De son côté, le Portugal a lancé le programme « 3eme Ligne», dont l’un des quatre volets est spécifiquement dédié à l’Administration. Il prévoit notamment l’instauration d’un module de formation obligatoire pour tous les cadres, avec sensibilisation aux bonnes pratiques, ainsi que des enquêtes auprès des agents et des évaluations régulières qui attesteront de la réalisation des objectifs.

À Malte, la DRH de l‘État a constitué un réseau de conseillers « soutien au personnel et à leur bien-être ». Ils sont expressément chargés de répondre aux demandes des agents et de leur proposer des solutions pour un meilleur équilibre entre vie professionnelle et personnelle.

Les pays nordiques, qui ont une culture forte du bien-être et de l’équilibre (« hygge » au Danemark, « lagom » en Suède) sont très attentifs au respect du temps personnel et les services publics tiennent à être exemplaires. Outre les dispositions réglementaires s’articulant autour de la vie parentale, les aménagements du temps de travail ont été généralisés et sont pratiqués par près de 60 %. Le simple fait, et ce à tout niveau de la hiérarchie, d’avoir de longues journées n’est pas considéré comme une performance, mais comme le signe d’une charge de travail qui doit être revue, voire d’inefficacité.

En Espagne, en plus des « moscosos » - ces jours pour convenances personnelles dont l’utilisation règlementée couvre spécifiquement les besoins de la vie familiale - le Gouvernement et les syndicats ont signé récemment un accord qui permet de solliciter, ponctuellement et pendant une période donnée, un crédit temps (jusqu’à 8 % du volume horaire annuel) pour garde d’enfant ou soins à un proche. Celui-ci devra ensuite être effectué dès la reprise normale d’activité.

Outre Atlantique, OPM, la DRH de l’administration fédérale des Êtats-Unis a élaboré une boite à outil pour les managers (Work-Life toolkit). Elle se compose de supports d’auto-formation, de guides d’entretien avec les collaborateurs et d’un inventaire de bonnes pratiques. Chaque agence est classée selon le taux de satisfaction de ses personnels, recueilli lors du baromètre annuel national.

Mais qu’en est-il du droit à la déconnexion en ces temps de télétravail massif ? Même si la France a innové en encadrant désormais cette pratique dans le secteur privé (1), une étude menée par le réseau des employeurs publics européens (EUPAE) – et qui établit une liste de recommandations pour améliorer l’équilibre des temps de vie dans un contexte d’utilisation croissante des outils numériques professionnels – montre que seule l’Estonie en restreint partiellement l’accès en dehors des heures de travail.

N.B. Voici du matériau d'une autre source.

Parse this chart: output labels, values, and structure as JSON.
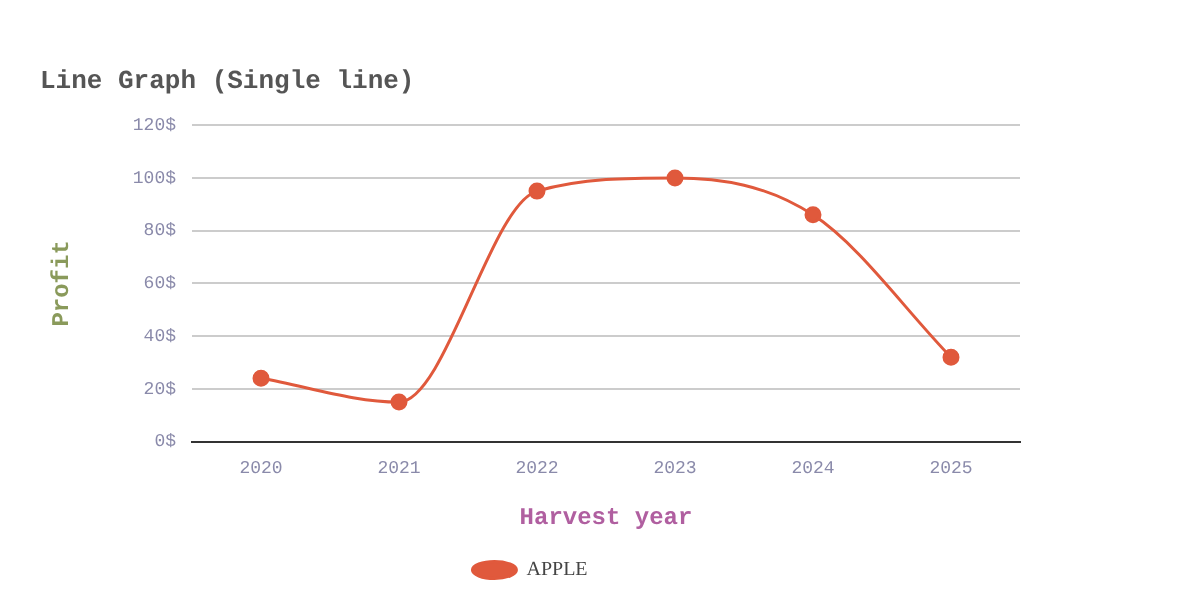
{
  "chart_data": {
    "type": "line",
    "title": "Line Graph (Single line)",
    "xlabel": "Harvest year",
    "ylabel": "Profit",
    "categories": [
      "2020",
      "2021",
      "2022",
      "2023",
      "2024",
      "2025"
    ],
    "series": [
      {
        "name": "APPLE",
        "color": "#e0593c",
        "values": [
          24,
          15,
          95,
          100,
          86,
          32
        ]
      }
    ],
    "ylim": [
      0,
      120
    ],
    "yticks": [
      {
        "value": 0,
        "label": "0$"
      },
      {
        "value": 20,
        "label": "20$"
      },
      {
        "value": 40,
        "label": "40$"
      },
      {
        "value": 60,
        "label": "60$"
      },
      {
        "value": 80,
        "label": "80$"
      },
      {
        "value": 100,
        "label": "100$"
      },
      {
        "value": 120,
        "label": "120$"
      }
    ],
    "grid": "y",
    "legend": "bottom",
    "marker": "circle",
    "line_style": "solid"
  }
}
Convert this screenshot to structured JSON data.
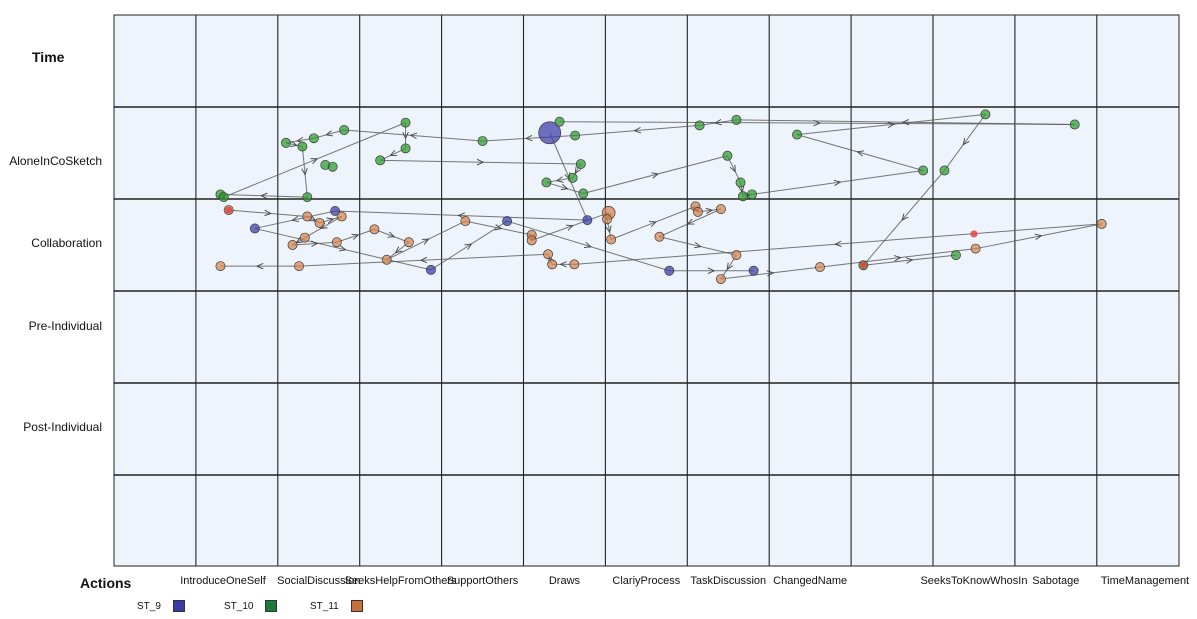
{
  "chart_data": {
    "type": "scatter",
    "y_title": "Time",
    "x_title": "Actions",
    "categories": [
      "IntroduceOneSelf",
      "SocialDiscussion",
      "SeeksHelpFromOthers",
      "SupportOthers",
      "Draws",
      "ClariyProcess",
      "TaskDiscussion",
      "ChangedName",
      "",
      "SeeksToKnowWhosIn",
      "Sabotage",
      "TimeManagement"
    ],
    "rows": [
      "AloneInCoSketch",
      "Collaboration",
      "Pre-Individual",
      "Post-Individual"
    ],
    "grid": true,
    "legend_position": "bottom-left",
    "series": [
      {
        "name": "ST_9",
        "color": "#3a3aa8",
        "points": [
          {
            "x": "IntroduceOneSelf",
            "y": "Collaboration",
            "offset": [
              0.72,
              0.32
            ]
          },
          {
            "x": "SocialDiscussion",
            "y": "Collaboration",
            "offset": [
              0.7,
              0.13
            ]
          },
          {
            "x": "SupportOthers",
            "y": "Collaboration",
            "offset": [
              0.8,
              0.24
            ]
          },
          {
            "x": "SeeksHelpFromOthers",
            "y": "Collaboration",
            "offset": [
              0.87,
              0.77
            ]
          },
          {
            "x": "Draws",
            "y": "AloneInCoSketch",
            "offset": [
              0.32,
              0.28
            ],
            "size": 2.4
          },
          {
            "x": "Draws",
            "y": "Collaboration",
            "offset": [
              0.78,
              0.23
            ]
          },
          {
            "x": "ClariyProcess",
            "y": "Collaboration",
            "offset": [
              0.78,
              0.78
            ]
          },
          {
            "x": "TaskDiscussion",
            "y": "Collaboration",
            "offset": [
              0.81,
              0.78
            ]
          }
        ],
        "path": [
          4,
          5,
          1,
          0,
          3,
          2,
          6,
          7
        ]
      },
      {
        "name": "ST_10",
        "color": "#2e9a2e",
        "points": [
          {
            "x": "IntroduceOneSelf",
            "y": "AloneInCoSketch",
            "offset": [
              0.3,
              0.95
            ]
          },
          {
            "x": "IntroduceOneSelf",
            "y": "AloneInCoSketch",
            "offset": [
              0.34,
              0.98
            ]
          },
          {
            "x": "SocialDiscussion",
            "y": "AloneInCoSketch",
            "offset": [
              0.1,
              0.39
            ]
          },
          {
            "x": "SocialDiscussion",
            "y": "AloneInCoSketch",
            "offset": [
              0.3,
              0.43
            ]
          },
          {
            "x": "SocialDiscussion",
            "y": "AloneInCoSketch",
            "offset": [
              0.44,
              0.34
            ]
          },
          {
            "x": "SocialDiscussion",
            "y": "AloneInCoSketch",
            "offset": [
              0.81,
              0.25
            ]
          },
          {
            "x": "SocialDiscussion",
            "y": "AloneInCoSketch",
            "offset": [
              0.58,
              0.63
            ]
          },
          {
            "x": "SocialDiscussion",
            "y": "AloneInCoSketch",
            "offset": [
              0.67,
              0.65
            ]
          },
          {
            "x": "SocialDiscussion",
            "y": "AloneInCoSketch",
            "offset": [
              0.36,
              0.98
            ]
          },
          {
            "x": "SeeksHelpFromOthers",
            "y": "AloneInCoSketch",
            "offset": [
              0.56,
              0.17
            ]
          },
          {
            "x": "SeeksHelpFromOthers",
            "y": "AloneInCoSketch",
            "offset": [
              0.56,
              0.45
            ]
          },
          {
            "x": "SeeksHelpFromOthers",
            "y": "AloneInCoSketch",
            "offset": [
              0.25,
              0.58
            ]
          },
          {
            "x": "SupportOthers",
            "y": "AloneInCoSketch",
            "offset": [
              0.5,
              0.37
            ]
          },
          {
            "x": "Draws",
            "y": "AloneInCoSketch",
            "offset": [
              0.44,
              0.16
            ]
          },
          {
            "x": "Draws",
            "y": "AloneInCoSketch",
            "offset": [
              0.63,
              0.31
            ]
          },
          {
            "x": "Draws",
            "y": "AloneInCoSketch",
            "offset": [
              0.7,
              0.62
            ]
          },
          {
            "x": "Draws",
            "y": "AloneInCoSketch",
            "offset": [
              0.6,
              0.77
            ]
          },
          {
            "x": "Draws",
            "y": "AloneInCoSketch",
            "offset": [
              0.28,
              0.82
            ]
          },
          {
            "x": "Draws",
            "y": "AloneInCoSketch",
            "offset": [
              0.73,
              0.94
            ]
          },
          {
            "x": "TaskDiscussion",
            "y": "AloneInCoSketch",
            "offset": [
              0.15,
              0.2
            ]
          },
          {
            "x": "TaskDiscussion",
            "y": "AloneInCoSketch",
            "offset": [
              0.6,
              0.14
            ]
          },
          {
            "x": "TaskDiscussion",
            "y": "AloneInCoSketch",
            "offset": [
              0.49,
              0.53
            ]
          },
          {
            "x": "TaskDiscussion",
            "y": "AloneInCoSketch",
            "offset": [
              0.65,
              0.82
            ]
          },
          {
            "x": "TaskDiscussion",
            "y": "AloneInCoSketch",
            "offset": [
              0.68,
              0.97
            ]
          },
          {
            "x": "TaskDiscussion",
            "y": "AloneInCoSketch",
            "offset": [
              0.79,
              0.95
            ]
          },
          {
            "x": "ChangedName",
            "y": "AloneInCoSketch",
            "offset": [
              0.34,
              0.3
            ]
          },
          {
            "x": "",
            "y": "AloneInCoSketch",
            "offset": [
              0.88,
              0.69
            ]
          },
          {
            "x": "SeeksToKnowWhosIn",
            "y": "AloneInCoSketch",
            "offset": [
              0.64,
              0.08
            ]
          },
          {
            "x": "SeeksToKnowWhosIn",
            "y": "AloneInCoSketch",
            "offset": [
              0.14,
              0.69
            ]
          },
          {
            "x": "Sabotage",
            "y": "AloneInCoSketch",
            "offset": [
              0.73,
              0.19
            ]
          },
          {
            "x": "",
            "y": "Collaboration",
            "offset": [
              0.15,
              0.72
            ]
          },
          {
            "x": "SeeksToKnowWhosIn",
            "y": "Collaboration",
            "offset": [
              0.28,
              0.61
            ]
          }
        ],
        "path": [
          13,
          29,
          20,
          19,
          14,
          12,
          5,
          4,
          2,
          3,
          8,
          0,
          1,
          9,
          10,
          11,
          15,
          16,
          17,
          18,
          21,
          22,
          23,
          24,
          26,
          25,
          27,
          28,
          30,
          31
        ]
      },
      {
        "name": "ST_11",
        "color": "#d4844e",
        "points": [
          {
            "x": "IntroduceOneSelf",
            "y": "Collaboration",
            "offset": [
              0.4,
              0.12
            ]
          },
          {
            "x": "SocialDiscussion",
            "y": "Collaboration",
            "offset": [
              0.36,
              0.19
            ]
          },
          {
            "x": "SocialDiscussion",
            "y": "Collaboration",
            "offset": [
              0.51,
              0.26
            ]
          },
          {
            "x": "SocialDiscussion",
            "y": "Collaboration",
            "offset": [
              0.78,
              0.19
            ]
          },
          {
            "x": "SocialDiscussion",
            "y": "Collaboration",
            "offset": [
              0.33,
              0.42
            ]
          },
          {
            "x": "SocialDiscussion",
            "y": "Collaboration",
            "offset": [
              0.18,
              0.5
            ]
          },
          {
            "x": "SocialDiscussion",
            "y": "Collaboration",
            "offset": [
              0.72,
              0.47
            ]
          },
          {
            "x": "SocialDiscussion",
            "y": "Collaboration",
            "offset": [
              0.26,
              0.73
            ]
          },
          {
            "x": "SeeksHelpFromOthers",
            "y": "Collaboration",
            "offset": [
              0.18,
              0.33
            ]
          },
          {
            "x": "SeeksHelpFromOthers",
            "y": "Collaboration",
            "offset": [
              0.6,
              0.47
            ]
          },
          {
            "x": "SeeksHelpFromOthers",
            "y": "Collaboration",
            "offset": [
              0.33,
              0.66
            ]
          },
          {
            "x": "SupportOthers",
            "y": "Collaboration",
            "offset": [
              0.29,
              0.24
            ]
          },
          {
            "x": "Draws",
            "y": "Collaboration",
            "offset": [
              0.1,
              0.39
            ]
          },
          {
            "x": "Draws",
            "y": "Collaboration",
            "offset": [
              0.1,
              0.45
            ]
          },
          {
            "x": "Draws",
            "y": "Collaboration",
            "offset": [
              0.3,
              0.6
            ]
          },
          {
            "x": "Draws",
            "y": "Collaboration",
            "offset": [
              0.35,
              0.71
            ]
          },
          {
            "x": "Draws",
            "y": "Collaboration",
            "offset": [
              0.62,
              0.71
            ]
          },
          {
            "x": "ClariyProcess",
            "y": "Collaboration",
            "offset": [
              0.04,
              0.15
            ],
            "size": 1.4
          },
          {
            "x": "ClariyProcess",
            "y": "Collaboration",
            "offset": [
              0.02,
              0.22
            ]
          },
          {
            "x": "ClariyProcess",
            "y": "Collaboration",
            "offset": [
              0.07,
              0.44
            ]
          },
          {
            "x": "ClariyProcess",
            "y": "Collaboration",
            "offset": [
              0.66,
              0.41
            ]
          },
          {
            "x": "TaskDiscussion",
            "y": "Collaboration",
            "offset": [
              0.1,
              0.08
            ]
          },
          {
            "x": "TaskDiscussion",
            "y": "Collaboration",
            "offset": [
              0.13,
              0.14
            ]
          },
          {
            "x": "TaskDiscussion",
            "y": "Collaboration",
            "offset": [
              0.41,
              0.11
            ]
          },
          {
            "x": "TaskDiscussion",
            "y": "Collaboration",
            "offset": [
              0.6,
              0.61
            ]
          },
          {
            "x": "TaskDiscussion",
            "y": "Collaboration",
            "offset": [
              0.41,
              0.87
            ]
          },
          {
            "x": "ChangedName",
            "y": "Collaboration",
            "offset": [
              0.62,
              0.74
            ]
          },
          {
            "x": "SeeksToKnowWhosIn",
            "y": "Collaboration",
            "offset": [
              0.52,
              0.54
            ]
          },
          {
            "x": "TimeManagement",
            "y": "Collaboration",
            "offset": [
              0.06,
              0.27
            ]
          },
          {
            "x": "IntroduceOneSelf",
            "y": "Collaboration",
            "offset": [
              0.3,
              0.73
            ]
          }
        ],
        "path": [
          0,
          1,
          2,
          3,
          4,
          5,
          6,
          8,
          9,
          10,
          11,
          12,
          13,
          17,
          18,
          19,
          21,
          22,
          23,
          20,
          24,
          25,
          26,
          27,
          28,
          16,
          15,
          14,
          7,
          29
        ]
      }
    ],
    "accents": [
      {
        "x": "IntroduceOneSelf",
        "y": "Collaboration",
        "offset": [
          0.4,
          0.12
        ],
        "color": "#e04444"
      },
      {
        "x": "",
        "y": "Collaboration",
        "offset": [
          0.15,
          0.72
        ],
        "color": "#e04444"
      },
      {
        "x": "SeeksToKnowWhosIn",
        "y": "Collaboration",
        "offset": [
          0.5,
          0.38
        ],
        "color": "#e04444"
      }
    ]
  },
  "legend": [
    {
      "label": "ST_9",
      "color": "#3a3aa8"
    },
    {
      "label": "ST_10",
      "color": "#1f7a3a"
    },
    {
      "label": "ST_11",
      "color": "#c8703a"
    }
  ],
  "colors": {
    "plot_background": "#eef4fb",
    "grid_line": "#222222",
    "arrow": "#555555"
  }
}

Pour l’Autriche, qui obtient déjà de très bons résultats, chaque agent peut et doit devenir acteur de cet équilibre. La nouvelle application « smartWorkLife » vise ainsi à faciliter l’acquisition de réflexes par la pratique régulière d’exercices sur la délimitation entre travail et loisirs.


1 Loi du 8 août 2016 relative au travail, à la modernisation du dialogue social et à la sécurisation des parcours professionnels (article 55).